This document is an excerpt from the EUR-Lex website
Document 62010CN0342
Case C-342/10: Action brought on 7 July 2010 — European Commission v Republic of Finland
Case C-342/10: Action brought on 7 July 2010 — European Commission v Republic of Finland
Case C-342/10: Action brought on 7 July 2010 — European Commission v Republic of Finland
OJ C 234, 28.8.2010, p. 28–28
(BG, ES, CS, DA, DE, ET, EL, EN, FR, IT, LV, LT, HU, MT, NL, PL, PT, RO, SK, SL, FI, SV)
28.8.2010 |
EN |
Official Journal of the European Union |
C 234/28 |
Action brought on 7 July 2010 — European Commission v Republic of Finland
(Case C-342/10)
()
2010/C 234/46
Language of the case: Finnish
Parties
Applicant: European Commission (represented by I. Koskinen and R. Lyal)
Defendant: Republic of Finland
Form of order sought
— |
declare that, by introducing and maintaining in force a scheme under which dividends paid to foreign pension funds are taxed in a discriminatory manner, the Republic of Finland has failed to fulfil its obligations under Article 63 TFEU and Article 40 of the EEA Agreement; |
— |
order the Republic of Finland to pay the costs. |
Pleas in law and main arguments
Finland taxes foreign pension funds on the dividends received by them more heavily than Finnish pension funds. Finnish pension funds are taxed under a special tax scheme (Elinkeinoverolaki) and their tax rate is determined differently from that of other corporations. Under Paragraph 6a of the Elinkeinoverolaki, only 75 % of their dividend income is taxable income, and since the corporation tax rate is 26 % their real tax rate is 19,5 %. Finnish pension institutions can also deduct, under Paragraph 7 and point 10 of the first subparagraph of Paragraph 8 of the Elinkeinoverolaki, expenses and losses deriving from the acquisition or preservation of income, and also pension liabilities. Dividends received by comparable foreign pension funds are charged withholding tax at a tax rate of as much as 28 %. As regards pension funds established in the Member States and most pension funds from EFTA countries belonging to the EEA, the dividends are taxed in accordance with a tax rate of 19,5 %, but foreign pension funds are not entitled to make the corresponding deductions.

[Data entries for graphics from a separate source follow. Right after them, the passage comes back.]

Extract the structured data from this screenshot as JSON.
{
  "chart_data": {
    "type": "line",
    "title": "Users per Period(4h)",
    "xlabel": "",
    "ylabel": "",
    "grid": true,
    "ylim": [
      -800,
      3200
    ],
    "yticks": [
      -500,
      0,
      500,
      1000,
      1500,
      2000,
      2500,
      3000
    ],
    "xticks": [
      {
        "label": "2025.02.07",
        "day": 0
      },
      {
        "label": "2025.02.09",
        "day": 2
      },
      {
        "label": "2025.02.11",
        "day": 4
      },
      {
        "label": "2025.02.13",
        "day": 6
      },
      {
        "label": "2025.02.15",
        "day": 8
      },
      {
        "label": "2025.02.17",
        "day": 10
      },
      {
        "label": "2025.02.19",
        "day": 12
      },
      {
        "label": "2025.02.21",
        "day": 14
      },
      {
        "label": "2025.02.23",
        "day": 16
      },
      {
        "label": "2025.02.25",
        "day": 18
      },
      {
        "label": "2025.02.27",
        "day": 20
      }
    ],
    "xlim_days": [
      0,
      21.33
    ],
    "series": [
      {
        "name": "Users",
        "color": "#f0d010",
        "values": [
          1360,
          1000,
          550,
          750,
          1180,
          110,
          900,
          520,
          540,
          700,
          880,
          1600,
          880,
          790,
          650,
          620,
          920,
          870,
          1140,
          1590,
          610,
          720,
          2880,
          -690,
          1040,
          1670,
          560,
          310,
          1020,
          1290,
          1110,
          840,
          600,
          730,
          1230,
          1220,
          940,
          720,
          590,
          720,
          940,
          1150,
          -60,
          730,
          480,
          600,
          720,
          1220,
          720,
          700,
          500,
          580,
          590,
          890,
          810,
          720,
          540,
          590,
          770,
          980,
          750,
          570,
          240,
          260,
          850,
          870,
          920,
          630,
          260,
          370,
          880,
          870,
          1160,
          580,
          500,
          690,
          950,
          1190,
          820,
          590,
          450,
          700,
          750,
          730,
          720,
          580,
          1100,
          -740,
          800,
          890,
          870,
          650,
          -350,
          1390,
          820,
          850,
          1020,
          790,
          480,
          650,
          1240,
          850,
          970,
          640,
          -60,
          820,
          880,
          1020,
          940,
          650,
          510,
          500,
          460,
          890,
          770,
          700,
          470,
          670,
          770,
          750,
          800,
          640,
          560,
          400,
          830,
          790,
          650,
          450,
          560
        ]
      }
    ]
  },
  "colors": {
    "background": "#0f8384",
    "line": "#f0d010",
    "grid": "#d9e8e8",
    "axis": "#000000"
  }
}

The tax rate applicable to dividends paid to recipients abroad under the Finnish tax scheme, together with the broader basis of assessment applicable to them, acts to the disadvantage of foreign pension funds offering their services to Finnish customers by placing them in an unfavourable competitive situation. The discriminatory treatment of foreign pension funds makes it less profitable and attractive for those funds to invest in Finnish companies and affects the opportunities of Finnish companies to acquire capital finance from foreign pension funds. There is therefore a prohibited restriction for the purposes of Article 63 TFEU and Article 40 of the EEA Agreement. The discriminatory treatment of foreign pension funds cannot be justified on any of the grounds put forward by the Republic of Finland.